この「もんぺ」が広く全国的に知られるようになったのは戦時中のこと。

いわゆる戦時体制になると、女性の和装が非活動的であるとしてその改革が議論されるようになった。その改革案の一つとして「もんぺ」が奨励されたのである。

もっとも昭和10年代の前半においては、奨励されただけで義務化されたわけではない。都市部の女性からの評判も悪く、実際にはあまり着用されなかったようだ。

しかし太平洋戦争が始まり、生活が次第に困窮してくると、男性の「国民服」と同じように女性は「もんぺ」を着用することが義務のようになっていった。私たちは、戦時中の女性は常にもんぺ姿のようにイメージしがちだが、それは戦争も後半になってのことだ。

 

画像の絵葉書は、若い女性に絶大な人気があったイラストレーター、中原淳一によるもんぺ姿の女性である。『少女更生服絵はがき』と題された絵葉書セットの中の一枚だ。

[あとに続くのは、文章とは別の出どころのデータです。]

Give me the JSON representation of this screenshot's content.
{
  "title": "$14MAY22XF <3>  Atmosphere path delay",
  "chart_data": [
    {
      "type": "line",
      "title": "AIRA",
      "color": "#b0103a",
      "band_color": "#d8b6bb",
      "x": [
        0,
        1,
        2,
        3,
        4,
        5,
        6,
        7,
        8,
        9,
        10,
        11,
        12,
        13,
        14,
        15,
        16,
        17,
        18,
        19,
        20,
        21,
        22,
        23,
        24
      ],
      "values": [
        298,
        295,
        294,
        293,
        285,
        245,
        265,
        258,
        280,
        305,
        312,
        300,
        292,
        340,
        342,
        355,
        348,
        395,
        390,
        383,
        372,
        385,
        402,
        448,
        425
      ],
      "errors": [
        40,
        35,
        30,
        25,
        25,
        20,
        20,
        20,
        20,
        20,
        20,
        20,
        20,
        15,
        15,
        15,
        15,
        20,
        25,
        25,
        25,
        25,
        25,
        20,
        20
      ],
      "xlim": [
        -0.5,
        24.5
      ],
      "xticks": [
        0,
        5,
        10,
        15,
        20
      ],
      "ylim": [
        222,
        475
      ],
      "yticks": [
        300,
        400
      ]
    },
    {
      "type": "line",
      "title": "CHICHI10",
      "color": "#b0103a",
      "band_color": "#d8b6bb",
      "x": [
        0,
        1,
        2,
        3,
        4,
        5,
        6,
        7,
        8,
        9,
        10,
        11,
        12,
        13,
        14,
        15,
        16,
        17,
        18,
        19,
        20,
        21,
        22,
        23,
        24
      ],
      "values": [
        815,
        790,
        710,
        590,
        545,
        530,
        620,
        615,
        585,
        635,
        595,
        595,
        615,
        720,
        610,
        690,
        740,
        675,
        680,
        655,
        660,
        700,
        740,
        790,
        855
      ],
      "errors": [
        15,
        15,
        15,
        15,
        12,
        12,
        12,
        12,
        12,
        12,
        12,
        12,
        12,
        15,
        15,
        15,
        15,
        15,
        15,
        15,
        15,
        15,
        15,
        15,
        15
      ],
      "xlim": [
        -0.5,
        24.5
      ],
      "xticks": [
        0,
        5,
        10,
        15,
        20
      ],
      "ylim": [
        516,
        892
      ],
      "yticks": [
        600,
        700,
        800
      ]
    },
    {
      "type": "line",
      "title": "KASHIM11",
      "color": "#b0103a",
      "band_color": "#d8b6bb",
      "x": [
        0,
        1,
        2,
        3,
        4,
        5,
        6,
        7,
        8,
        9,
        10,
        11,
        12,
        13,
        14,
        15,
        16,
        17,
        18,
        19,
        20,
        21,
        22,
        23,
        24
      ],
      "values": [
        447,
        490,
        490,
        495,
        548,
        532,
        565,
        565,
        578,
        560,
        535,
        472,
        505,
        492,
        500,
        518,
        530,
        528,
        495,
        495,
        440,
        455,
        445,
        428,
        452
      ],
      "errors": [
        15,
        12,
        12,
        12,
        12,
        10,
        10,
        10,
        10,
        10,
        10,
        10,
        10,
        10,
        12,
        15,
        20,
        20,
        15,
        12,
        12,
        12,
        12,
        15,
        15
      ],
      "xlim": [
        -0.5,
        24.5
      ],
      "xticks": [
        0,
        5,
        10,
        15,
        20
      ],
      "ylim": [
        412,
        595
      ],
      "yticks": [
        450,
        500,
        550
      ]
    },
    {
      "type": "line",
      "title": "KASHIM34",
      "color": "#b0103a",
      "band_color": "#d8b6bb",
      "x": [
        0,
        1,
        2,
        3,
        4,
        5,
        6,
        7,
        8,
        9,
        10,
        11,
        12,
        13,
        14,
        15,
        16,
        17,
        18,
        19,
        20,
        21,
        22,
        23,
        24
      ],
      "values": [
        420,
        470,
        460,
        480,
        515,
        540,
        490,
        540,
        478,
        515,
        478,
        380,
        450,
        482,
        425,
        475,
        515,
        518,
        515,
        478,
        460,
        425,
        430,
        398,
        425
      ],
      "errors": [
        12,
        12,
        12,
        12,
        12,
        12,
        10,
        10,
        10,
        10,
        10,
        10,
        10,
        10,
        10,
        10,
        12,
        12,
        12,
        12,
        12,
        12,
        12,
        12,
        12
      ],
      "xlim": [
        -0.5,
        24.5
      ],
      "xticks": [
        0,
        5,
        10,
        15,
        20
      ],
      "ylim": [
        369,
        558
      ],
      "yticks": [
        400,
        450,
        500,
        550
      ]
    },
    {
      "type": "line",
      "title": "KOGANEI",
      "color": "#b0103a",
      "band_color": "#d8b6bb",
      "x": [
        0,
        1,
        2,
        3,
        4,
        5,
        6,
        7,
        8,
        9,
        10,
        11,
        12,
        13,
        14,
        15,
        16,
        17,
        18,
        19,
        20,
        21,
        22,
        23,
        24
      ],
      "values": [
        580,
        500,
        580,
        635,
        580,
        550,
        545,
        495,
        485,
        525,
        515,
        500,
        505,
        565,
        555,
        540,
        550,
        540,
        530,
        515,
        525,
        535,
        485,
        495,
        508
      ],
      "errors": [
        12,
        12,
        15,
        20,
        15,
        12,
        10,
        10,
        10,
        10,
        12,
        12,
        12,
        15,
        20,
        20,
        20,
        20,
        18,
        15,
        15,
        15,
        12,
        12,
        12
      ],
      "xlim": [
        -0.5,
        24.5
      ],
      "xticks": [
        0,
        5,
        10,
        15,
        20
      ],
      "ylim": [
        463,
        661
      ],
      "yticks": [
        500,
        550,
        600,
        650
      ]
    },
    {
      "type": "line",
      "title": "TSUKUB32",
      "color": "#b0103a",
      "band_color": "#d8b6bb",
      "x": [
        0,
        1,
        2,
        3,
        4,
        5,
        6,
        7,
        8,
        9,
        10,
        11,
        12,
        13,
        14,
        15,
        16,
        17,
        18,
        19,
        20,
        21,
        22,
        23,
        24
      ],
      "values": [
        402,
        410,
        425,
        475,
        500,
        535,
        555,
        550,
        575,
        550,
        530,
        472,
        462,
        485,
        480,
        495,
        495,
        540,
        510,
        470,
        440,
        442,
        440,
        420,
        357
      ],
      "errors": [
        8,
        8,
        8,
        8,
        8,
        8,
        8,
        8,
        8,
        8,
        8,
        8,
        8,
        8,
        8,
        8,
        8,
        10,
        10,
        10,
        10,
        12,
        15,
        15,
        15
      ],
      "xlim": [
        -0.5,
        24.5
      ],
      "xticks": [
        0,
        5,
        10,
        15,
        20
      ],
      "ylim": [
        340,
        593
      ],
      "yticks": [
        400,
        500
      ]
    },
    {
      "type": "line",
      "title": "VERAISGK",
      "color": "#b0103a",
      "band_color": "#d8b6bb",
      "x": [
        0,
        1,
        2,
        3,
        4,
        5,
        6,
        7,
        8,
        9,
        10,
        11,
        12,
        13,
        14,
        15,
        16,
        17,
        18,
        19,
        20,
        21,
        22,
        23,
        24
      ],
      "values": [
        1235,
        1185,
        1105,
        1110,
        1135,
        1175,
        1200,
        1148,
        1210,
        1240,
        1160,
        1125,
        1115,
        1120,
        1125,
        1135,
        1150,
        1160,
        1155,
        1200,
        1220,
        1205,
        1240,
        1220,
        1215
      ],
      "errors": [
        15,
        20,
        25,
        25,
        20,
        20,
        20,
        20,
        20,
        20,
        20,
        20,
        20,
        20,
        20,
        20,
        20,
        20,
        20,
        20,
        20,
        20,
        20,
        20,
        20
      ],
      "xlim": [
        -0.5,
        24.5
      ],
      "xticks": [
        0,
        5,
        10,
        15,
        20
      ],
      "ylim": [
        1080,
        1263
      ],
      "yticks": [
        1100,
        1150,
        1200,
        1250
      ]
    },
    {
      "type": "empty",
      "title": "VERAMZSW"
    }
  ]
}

(更生服とは、手持ちの服をリメイクして作った服のこと)

「もんぺ」というよりはオーバーオールみたいで、ポケットもついている。上に着ている服も、和服ではあるが袖が絞られていてシャツのようになっており、靴もスニーカーっぽい。

限られた条件の中で、なんとか工夫して少しでもオシャレに、ということだろうか。

 

差出人は新潟のある村の女性、宛先は「舞鶴海兵団」所属の男性である。(□は判読不明)

 

日に増し暑さを加はり、しのぎがたい時節と成りましたね。其の後貴男様には、お変り成く[ママ]軍務致して居る事とお察し致します。

私も相変らず元気で増産に励んで居りますから、何卒御安心下さい。故郷は、早あの忙しい田植も過ぎ、□□□□も過ぎ去って今は、田の草取りで一生県[ママ]命です。明日から又、励みませう。そして、貴男様の凱旋の日が一日も早く参りますやう祈り上げます。

 

宛名人の男性は苗字が違うから、家族というわけではなさそうだが、文面から同郷の人だと思われる。

ちなみに葉書の消印の日付は「昭和20年7月7日」

あとひと月もすれば終戦となるのだが、もちろん彼女はそんなことは知らない。先の見えない日々を懸命に生きている。

宛名人の男性も、「凱旋」はできないにしても、無事に故郷に帰れただろうか。